Sem o Censo 2021, país pode ficar ‘no escuro’ sobre a educação

Ausência de informações pode atrapalhar estudo dos últimos anos e ações para o futuro

Escrito por Redação 28/04/2021 10:08, atualizado em 28/04/2021 11:05
Sem os dados, futuro da educação pode ficar comprometido, de acordo com especialistas
Sem os dados, futuro da educação pode ficar comprometido, de acordo com especialistas . Foto: Divulgação

Com a suspensão do Censo Demográfico de 2021, realizado pelo Instituto Brasileiro de Geografia e Estatística (IBGE), os municípios brasileiros podem ficar ‘no escuro’, de acordo com especialistas. Segundo eles, faltarão dados para entender se as políticas dos últimos 10 anos fizeram efeito, e indicam que não haverá uma base para ações futuras. As informações são do ‘G1’.

O Censo é um levantamento feito pelo IBGE a cada 10 anos, com coleta de informações sobre a população, podendo assim identificar o perfil socioeconômico do país. 

"É por meio dos dados do Censo que se distribuem os recursos para educação, saúde, assistência e todas políticas públicas. Para quem quer acabar com essas políticas, não realizar o Censo é o passo primeiro", diz André Lázaro, diretor de Políticas Públicas da Fundação Santillana.

O caráter ‘censitário’ do estudo indica que uma parcela relevante da população seria ouvida, diferente dos levantamentos com base amostral, com apenas uma parcela dos cidadãos.

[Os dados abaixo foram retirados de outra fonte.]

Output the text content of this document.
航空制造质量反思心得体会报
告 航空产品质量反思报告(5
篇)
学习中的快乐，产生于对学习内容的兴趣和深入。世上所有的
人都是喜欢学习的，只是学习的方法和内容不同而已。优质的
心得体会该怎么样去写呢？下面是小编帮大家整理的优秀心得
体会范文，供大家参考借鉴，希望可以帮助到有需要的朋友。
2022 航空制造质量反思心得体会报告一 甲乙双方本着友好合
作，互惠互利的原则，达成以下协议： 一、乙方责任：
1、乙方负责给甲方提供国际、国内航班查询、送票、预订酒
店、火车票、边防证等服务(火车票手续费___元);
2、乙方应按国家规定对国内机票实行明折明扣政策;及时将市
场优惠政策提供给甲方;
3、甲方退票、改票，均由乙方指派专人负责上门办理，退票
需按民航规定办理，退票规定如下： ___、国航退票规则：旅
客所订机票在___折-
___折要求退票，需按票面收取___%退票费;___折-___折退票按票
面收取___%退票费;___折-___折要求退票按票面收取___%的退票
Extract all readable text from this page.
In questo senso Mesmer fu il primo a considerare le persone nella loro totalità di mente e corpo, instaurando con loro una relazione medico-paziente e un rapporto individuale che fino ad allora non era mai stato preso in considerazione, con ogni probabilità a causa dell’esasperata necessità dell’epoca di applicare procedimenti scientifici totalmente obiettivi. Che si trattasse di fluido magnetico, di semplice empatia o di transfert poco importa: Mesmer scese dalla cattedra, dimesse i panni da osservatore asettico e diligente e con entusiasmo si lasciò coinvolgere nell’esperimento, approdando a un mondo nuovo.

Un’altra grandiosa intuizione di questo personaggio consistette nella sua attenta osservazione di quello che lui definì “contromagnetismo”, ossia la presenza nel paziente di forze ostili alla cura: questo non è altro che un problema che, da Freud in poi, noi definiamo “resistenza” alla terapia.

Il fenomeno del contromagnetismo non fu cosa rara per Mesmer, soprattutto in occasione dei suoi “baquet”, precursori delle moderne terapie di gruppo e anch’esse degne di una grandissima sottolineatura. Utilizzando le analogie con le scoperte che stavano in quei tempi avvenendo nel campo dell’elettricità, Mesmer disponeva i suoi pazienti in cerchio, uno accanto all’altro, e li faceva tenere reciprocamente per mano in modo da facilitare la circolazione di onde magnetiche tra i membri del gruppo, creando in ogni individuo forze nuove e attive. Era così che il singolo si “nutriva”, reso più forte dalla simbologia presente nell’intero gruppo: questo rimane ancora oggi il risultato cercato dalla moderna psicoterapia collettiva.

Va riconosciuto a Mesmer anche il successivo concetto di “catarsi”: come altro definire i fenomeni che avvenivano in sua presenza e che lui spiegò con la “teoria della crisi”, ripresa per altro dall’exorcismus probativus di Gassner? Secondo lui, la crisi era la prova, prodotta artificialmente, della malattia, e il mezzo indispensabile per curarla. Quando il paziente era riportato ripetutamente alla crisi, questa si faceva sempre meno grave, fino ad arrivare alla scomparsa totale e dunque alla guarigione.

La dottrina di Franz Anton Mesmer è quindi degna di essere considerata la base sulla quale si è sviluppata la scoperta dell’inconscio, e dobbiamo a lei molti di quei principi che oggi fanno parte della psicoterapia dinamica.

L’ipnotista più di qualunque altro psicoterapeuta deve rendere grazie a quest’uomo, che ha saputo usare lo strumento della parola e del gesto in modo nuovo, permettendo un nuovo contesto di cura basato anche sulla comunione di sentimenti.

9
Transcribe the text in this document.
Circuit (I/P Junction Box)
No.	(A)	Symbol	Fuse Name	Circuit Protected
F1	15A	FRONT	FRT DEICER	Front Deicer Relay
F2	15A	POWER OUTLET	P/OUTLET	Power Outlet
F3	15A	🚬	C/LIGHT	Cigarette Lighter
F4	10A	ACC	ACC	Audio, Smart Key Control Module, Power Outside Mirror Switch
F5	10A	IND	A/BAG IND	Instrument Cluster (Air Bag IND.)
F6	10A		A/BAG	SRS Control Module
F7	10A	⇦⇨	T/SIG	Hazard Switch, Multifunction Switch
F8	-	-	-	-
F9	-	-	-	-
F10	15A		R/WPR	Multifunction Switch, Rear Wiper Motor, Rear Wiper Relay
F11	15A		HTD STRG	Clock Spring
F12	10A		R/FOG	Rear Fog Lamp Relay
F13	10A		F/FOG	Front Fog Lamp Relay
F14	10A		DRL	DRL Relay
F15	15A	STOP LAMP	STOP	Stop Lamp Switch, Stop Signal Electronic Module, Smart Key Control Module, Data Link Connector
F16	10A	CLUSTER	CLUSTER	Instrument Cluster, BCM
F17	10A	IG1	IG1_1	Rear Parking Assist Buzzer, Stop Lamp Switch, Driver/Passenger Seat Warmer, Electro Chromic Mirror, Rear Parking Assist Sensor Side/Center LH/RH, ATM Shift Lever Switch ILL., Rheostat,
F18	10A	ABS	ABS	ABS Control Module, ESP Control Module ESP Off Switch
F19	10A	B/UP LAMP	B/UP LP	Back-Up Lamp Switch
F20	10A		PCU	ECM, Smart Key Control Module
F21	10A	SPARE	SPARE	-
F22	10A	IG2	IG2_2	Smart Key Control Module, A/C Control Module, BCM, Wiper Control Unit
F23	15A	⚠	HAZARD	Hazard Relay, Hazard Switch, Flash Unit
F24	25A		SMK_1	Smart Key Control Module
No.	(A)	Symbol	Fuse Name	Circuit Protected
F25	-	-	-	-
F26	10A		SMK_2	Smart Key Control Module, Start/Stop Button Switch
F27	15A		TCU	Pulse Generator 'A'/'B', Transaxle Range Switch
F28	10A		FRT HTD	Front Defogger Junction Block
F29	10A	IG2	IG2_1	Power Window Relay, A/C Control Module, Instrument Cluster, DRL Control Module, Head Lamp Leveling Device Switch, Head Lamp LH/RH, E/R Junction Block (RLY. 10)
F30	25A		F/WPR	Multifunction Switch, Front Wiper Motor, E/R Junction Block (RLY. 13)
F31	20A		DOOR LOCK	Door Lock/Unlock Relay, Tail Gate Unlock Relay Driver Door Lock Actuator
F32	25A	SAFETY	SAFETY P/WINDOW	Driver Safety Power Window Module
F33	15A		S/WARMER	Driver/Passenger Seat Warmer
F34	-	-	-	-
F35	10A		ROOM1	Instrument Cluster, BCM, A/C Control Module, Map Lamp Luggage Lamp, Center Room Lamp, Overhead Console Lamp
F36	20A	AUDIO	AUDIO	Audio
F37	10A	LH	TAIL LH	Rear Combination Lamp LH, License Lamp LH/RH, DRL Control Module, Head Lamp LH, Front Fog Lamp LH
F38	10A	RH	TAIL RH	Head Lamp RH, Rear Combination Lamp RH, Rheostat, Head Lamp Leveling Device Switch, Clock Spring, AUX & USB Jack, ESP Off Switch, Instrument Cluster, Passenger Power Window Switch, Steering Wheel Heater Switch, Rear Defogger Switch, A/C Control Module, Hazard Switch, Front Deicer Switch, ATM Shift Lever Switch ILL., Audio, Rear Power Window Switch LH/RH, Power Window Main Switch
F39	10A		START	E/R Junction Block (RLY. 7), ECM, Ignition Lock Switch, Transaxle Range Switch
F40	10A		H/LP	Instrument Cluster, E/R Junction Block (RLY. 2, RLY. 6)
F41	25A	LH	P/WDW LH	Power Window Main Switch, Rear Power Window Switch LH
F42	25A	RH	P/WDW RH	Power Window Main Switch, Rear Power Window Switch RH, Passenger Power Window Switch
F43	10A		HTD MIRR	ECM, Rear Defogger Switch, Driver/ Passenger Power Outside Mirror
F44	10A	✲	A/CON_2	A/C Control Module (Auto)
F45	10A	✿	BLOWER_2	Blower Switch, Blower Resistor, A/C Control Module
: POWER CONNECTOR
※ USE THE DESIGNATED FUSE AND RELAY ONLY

Na pesquisa sobre educação, o Censo mapearia a analfabetismo, mostrando a realidade de pessoas que não sabem ler em cada bairro, por exemplo. Além disso, traria os índices de escolaridade, esmiuçando os adultos que não concluíram os estudos. E também identificaria o número de crianças fora da escola, indicando a demanda de vagas por creches.

O Censo deste ano foi suspenso por conta do orçamento para 2021, em decisão sancionada pelo presidente Jair Bolsonaro, na quinta-feira (22), que não prevê novos recursos para o levantamento dessa pesquisa.

O estudo que já foi postergado de 2020 para 2021, no momento não tem uma data definida.

"O Censo investiga, entre outros temas, a escolaridade das pessoas, em nível de municípios, e o analfabetismo, em nível de bairros. A partir do Censo, também conseguimos traçar o perfil etário de municípios e bairros do país, o que ajuda no mapeamento da demanda por escolas", explicou o IBGE.

"Além disso, há uma série de cruzamentos entre os dados educacionais e a cor, o sexo, a ocupação e as faixas de renda da população", informou o instituto.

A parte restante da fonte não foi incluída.